Wenn Du Alk schon als "Medikation" gegen den Depress missbraucht hast, ist es wenig erstaunlich, dass die Depressionen auch wieder aufgetaucht sind. Allerdings sind sie ohne Alk deutlich besser zu händeln. Musst Du nur noch ein Bisschen üben.
ja, nehme zoloft jetzt seit gut drei wochen und vorher hatte der doc mich von prozac auf lexapro (lebe in US, weiss nicht wie die auf deutsch heissen)umgeschrieben. die habe ich ueberhaupt nicht vertragen - ganz finstere dinger.
ich werde wohl noch etwas geduld haben muessen und vielleicht noch ein paar andere austesten muessen. wow, haette nie gedacht, dass die so unterschiedlich wirken koennen, sind doch alle SSRI's.
sorry, gehoert wohl eher ins depri forum, aber bei mir gehen die mit der flasche hand in hand
viele Alkis sind auch depressiv. Deswegen ist das nicht immer trennbar. Du nimmst die erst 3 Wochen. Es kann sein, dass die Wirkung noch gar nicht da ist. Das kann manchmal bis 6 Wochen dauern, bis bei einem SSRI die Wirkung spürbar ist. Hab' einfach etwas Geduld mit Dir.
Liebe Grüße Suse
PS: ich habe gerade nachgegoogled: Lexapro scheint das Gleich wie Citalopram zu sein. War für mich auch Horror. Reines Zombie-Gefühl.

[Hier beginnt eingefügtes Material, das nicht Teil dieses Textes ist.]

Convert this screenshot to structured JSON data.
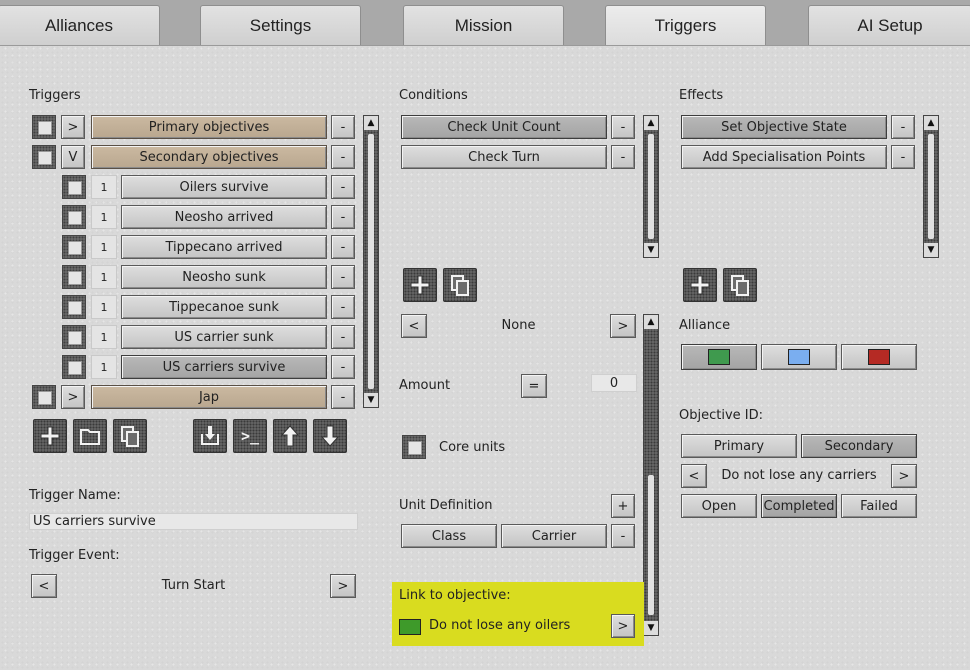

ich denke auch, dass ADs eben eingestellt werden müssen. Manchem hilft das eine, manchem das andere. Ein wenig experimentieren gemeinsam mit dem Arzt (übrigens allg. Mediziner oder Psychiater mit Erfahrung zum Thema Sucht?) ist sicher nicht verkehrt. Ich bin selbst auf AD in schwacher Dosierung - wegen Panikatacken und Angstzuständen in gewissen Situationen. Ist inzwischen wieder gut. Ich nehme übrigens Paroxetin.
Ich hab auch gute Erfahrungen mit ADs, ich nehme seit der Entgiftung Trevilor, und ich binziemlich ausgeglichen, was meine Emotionen angeht. Ich nehme alles wahr, auch alles deutlicher als hinterm nassen Schleier, aber eben nicht übertrieben euphorisch, ängstlich oder depressiv. Ich denke, es ist eine sinnvolle Begleitung zumindest in der ersten Zeit, in der man mit der ungetrübten Welt konfontiert wird.
Wenn die Musik beginnt, dann dreht sich der Tanzbär...
also ich bin immer wieder erstaunt. da werden manchmal menschen hier angemacht, sie seien noch nass, schreiben deshalb blödsinn und denken nicht klar. doch selber haben manche mitglieder auch keinen "klaren" kopf, da er mit medikamenten beeinflußt wird. komme ich gerade drauf, weil wir letztens kurz im meeting darüber gesprochen haben und ich hier über ad lese.
meine persönliche ansicht dazu ist: nur, wenn ich gar nichts nehme (drogen, medikamente usw.) - nur dann habe ich einen wirklich klaren kopf.